Goatse Security, the outfit that cracked and exposed AT&T's iPad security, has released a statement defending its posting following AT&T's published attack on it.
Escher Auernheimer's missive states that AT&T's mailing to so much of its subscriber base "exposes a potential I have been suspicious of. They were likely not logging their httpd and had no idea how to verify the true scope of the disclosure, so they had to mail a huge number of customers."
"If not for our firm talking about the exploit to third parties who subsequently notified them, they would have never fixed it and it would likely be exploited by the RBN or the Chinese, or some other criminal organization or government (if it wasn’t already)," he writes.
He claims that AT&T's disclosure of the vulnerability was late, leaving the window open for hackers to exploit it. "Even in this disclosure, which I feel they would not have made if we hadn’t publicized this vulnerability, AT&T is being dishonest about the potential for harm," he writes.
Auernheimer also claims that he released "a semantic integer overflow exploit" for Safari through Goatse Security in March.
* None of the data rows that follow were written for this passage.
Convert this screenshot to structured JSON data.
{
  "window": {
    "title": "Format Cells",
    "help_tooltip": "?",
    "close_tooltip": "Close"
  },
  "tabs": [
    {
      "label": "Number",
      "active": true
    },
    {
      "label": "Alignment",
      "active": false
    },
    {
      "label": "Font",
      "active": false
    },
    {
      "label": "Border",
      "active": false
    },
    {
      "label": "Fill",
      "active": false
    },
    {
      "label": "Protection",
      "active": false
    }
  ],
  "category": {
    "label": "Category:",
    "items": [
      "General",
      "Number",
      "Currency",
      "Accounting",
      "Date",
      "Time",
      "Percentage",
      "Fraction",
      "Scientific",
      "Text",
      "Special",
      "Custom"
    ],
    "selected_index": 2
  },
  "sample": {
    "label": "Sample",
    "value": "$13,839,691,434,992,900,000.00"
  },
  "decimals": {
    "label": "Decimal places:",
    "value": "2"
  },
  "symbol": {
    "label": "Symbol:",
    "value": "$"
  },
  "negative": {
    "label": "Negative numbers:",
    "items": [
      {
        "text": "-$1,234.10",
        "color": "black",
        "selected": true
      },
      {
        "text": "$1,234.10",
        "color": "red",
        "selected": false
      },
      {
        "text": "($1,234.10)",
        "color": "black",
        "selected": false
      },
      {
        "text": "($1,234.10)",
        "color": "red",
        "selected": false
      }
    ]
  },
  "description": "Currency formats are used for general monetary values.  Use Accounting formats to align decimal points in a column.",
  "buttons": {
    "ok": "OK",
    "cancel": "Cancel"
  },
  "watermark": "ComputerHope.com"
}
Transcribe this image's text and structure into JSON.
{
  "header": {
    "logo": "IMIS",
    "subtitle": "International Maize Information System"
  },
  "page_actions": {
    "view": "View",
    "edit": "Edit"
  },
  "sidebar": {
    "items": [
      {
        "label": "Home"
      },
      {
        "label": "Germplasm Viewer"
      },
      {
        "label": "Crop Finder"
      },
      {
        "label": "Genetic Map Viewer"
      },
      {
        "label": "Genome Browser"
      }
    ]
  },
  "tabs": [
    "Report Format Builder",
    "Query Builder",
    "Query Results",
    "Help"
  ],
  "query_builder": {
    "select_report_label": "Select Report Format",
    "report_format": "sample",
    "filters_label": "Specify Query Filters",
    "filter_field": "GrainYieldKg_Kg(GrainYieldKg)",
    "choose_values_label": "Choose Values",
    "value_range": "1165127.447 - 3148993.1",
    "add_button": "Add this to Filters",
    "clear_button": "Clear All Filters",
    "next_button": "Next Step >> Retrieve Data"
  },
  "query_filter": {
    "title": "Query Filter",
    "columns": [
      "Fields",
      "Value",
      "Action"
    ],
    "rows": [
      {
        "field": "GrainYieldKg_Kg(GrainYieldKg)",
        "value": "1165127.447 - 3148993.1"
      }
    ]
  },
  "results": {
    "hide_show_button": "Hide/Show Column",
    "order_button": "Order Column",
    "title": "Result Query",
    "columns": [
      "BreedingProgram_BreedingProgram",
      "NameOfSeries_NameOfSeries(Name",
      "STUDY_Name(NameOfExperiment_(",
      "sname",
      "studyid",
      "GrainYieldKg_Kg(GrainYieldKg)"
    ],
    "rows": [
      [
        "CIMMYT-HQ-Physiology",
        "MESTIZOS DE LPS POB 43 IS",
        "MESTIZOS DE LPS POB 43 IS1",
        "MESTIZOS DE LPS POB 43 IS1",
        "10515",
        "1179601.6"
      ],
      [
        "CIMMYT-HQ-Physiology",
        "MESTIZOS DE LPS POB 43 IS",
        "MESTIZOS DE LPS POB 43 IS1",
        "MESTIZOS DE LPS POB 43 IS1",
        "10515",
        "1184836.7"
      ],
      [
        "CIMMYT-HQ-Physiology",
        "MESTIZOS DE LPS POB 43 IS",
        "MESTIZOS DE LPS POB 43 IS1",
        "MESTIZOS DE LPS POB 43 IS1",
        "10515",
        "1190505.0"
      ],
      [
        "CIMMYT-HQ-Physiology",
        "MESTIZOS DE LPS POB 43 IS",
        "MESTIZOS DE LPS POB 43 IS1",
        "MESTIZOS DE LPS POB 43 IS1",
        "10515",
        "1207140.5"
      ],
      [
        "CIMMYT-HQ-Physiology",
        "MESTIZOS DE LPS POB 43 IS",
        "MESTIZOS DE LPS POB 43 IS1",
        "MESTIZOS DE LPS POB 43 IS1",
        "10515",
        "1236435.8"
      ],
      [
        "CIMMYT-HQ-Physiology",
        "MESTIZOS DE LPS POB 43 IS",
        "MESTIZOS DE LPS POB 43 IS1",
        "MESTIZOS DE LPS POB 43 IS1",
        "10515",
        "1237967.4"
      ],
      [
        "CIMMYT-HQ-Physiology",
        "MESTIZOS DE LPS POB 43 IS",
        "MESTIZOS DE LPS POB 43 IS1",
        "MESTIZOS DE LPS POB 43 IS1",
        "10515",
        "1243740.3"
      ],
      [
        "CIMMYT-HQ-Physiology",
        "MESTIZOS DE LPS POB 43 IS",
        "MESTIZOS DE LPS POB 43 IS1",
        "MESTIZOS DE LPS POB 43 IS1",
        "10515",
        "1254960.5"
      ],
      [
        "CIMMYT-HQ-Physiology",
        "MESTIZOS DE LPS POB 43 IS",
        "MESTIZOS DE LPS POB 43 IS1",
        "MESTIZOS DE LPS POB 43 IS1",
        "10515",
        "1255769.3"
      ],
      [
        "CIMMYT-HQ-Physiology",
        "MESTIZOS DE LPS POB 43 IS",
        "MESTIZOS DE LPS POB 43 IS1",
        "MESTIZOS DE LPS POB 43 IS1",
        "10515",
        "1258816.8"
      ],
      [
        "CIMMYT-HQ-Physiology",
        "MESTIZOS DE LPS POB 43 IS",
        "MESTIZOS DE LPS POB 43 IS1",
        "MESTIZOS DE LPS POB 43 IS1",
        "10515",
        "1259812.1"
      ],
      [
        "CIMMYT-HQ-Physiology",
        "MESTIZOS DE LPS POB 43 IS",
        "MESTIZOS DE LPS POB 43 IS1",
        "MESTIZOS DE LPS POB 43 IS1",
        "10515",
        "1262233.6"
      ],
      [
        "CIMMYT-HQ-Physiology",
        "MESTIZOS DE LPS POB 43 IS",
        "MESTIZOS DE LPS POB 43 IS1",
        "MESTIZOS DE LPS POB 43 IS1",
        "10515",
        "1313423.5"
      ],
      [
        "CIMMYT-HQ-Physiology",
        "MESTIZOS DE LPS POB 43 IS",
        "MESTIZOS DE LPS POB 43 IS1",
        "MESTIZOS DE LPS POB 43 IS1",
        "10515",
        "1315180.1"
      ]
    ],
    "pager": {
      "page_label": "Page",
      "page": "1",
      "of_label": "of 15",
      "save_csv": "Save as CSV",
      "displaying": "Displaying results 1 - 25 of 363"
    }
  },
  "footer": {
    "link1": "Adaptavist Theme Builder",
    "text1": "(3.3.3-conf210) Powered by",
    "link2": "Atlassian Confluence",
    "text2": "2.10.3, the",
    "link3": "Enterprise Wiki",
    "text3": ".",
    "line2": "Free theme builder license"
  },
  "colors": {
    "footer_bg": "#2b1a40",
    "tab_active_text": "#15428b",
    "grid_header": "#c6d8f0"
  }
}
This was patched on Apple’s desktop version of the browser but has yet to be patched on the iPad, he claims
"This bug we crafted allows the viewer of a web page to become a proxy (behind corporate and government firewalls!) for spamming, exploit payloads, password brute force attacks and other undesirables. The kicker is that this attack cannot be detected by any current IDS/IPS system."
He adds: "We released this in March, mind you, and Apple still hasn’t got around to patching this on the iPad!"
Auernheimer concludes: "The iPad simply is not a safe platform for those that require a secure environment."